Глава 36

Преступник испуганно-настороженно огляделся – никого не видно - густой туман! Убийца увидел, что с камня капает кровь, капли которой приведут к нему, и завернул орудие преступления в низ рубахи. Убийца быстрым, нервным шагом, чуть-ли не бегом, направился к своей даче, держа в руке камень, с которого капала кровь, оставляя густое пятно на рубахе. Туман скрывал его от вскрикнувшего человека! Без скрипа захлопнулись за ним ворота. Закрыл ворота на замок. Исхитрился! Ворота высокие, замок с трудом достал в щеколду ворот, кое-как повернул ключ, завернув понадёжнее камень в рубаху, чтоб не выпал, не замарал кровью около ворот.

Он открыл дверь дома, ещё раз настороженно, внимательно огляделся, захлопнул дверь, закрыл её на крючок и в изнеможении прислонился к косяку. Он автоматически, даже не понимая, что делает, на ватных ногах добрался до кресла, придерживаясь руками за всё, что попадалось на пути, упал в уютное, но холодное сейчас кресло, на котором столько времени сидел до этого момента. Его била нервная дрожь, холодный липкий пот падал с носа, подбородка… С ним случилась истерика – случайность спасла его от разоблачения.

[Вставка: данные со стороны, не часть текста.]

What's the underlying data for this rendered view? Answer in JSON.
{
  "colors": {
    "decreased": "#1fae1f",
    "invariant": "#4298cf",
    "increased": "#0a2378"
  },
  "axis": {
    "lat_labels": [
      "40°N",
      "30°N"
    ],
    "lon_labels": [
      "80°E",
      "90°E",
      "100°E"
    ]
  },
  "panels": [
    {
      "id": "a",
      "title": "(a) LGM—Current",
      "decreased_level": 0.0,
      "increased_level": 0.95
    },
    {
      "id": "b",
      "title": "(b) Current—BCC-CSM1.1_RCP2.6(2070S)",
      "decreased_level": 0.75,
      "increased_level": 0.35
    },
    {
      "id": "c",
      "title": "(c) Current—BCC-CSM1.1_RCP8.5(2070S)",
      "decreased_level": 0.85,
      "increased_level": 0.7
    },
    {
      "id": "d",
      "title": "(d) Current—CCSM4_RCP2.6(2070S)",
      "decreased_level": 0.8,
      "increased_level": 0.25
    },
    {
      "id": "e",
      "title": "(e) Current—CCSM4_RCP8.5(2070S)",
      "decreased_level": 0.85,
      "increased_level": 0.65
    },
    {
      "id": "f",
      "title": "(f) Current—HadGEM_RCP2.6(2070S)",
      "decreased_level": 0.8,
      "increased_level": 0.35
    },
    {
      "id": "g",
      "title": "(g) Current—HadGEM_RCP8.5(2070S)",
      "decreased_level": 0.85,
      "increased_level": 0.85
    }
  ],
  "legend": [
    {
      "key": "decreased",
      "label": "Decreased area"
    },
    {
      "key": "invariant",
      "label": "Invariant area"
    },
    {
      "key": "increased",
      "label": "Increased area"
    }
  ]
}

Потом, когда пришёл в себя, то с удивлением обнаружил дырку на рубашке.

- Где это я порвал рубаху? – с досадой произнёс он и начал вспоминать. – Вот стерва старая, поцарапала живот. Щиплет… - но по здравому размышлению пришёл к выводу, что живот поцарапал о шиповник, когда поблазнилось, что у корня колючего растения камень, тот самый, полез в куст и поцарапался.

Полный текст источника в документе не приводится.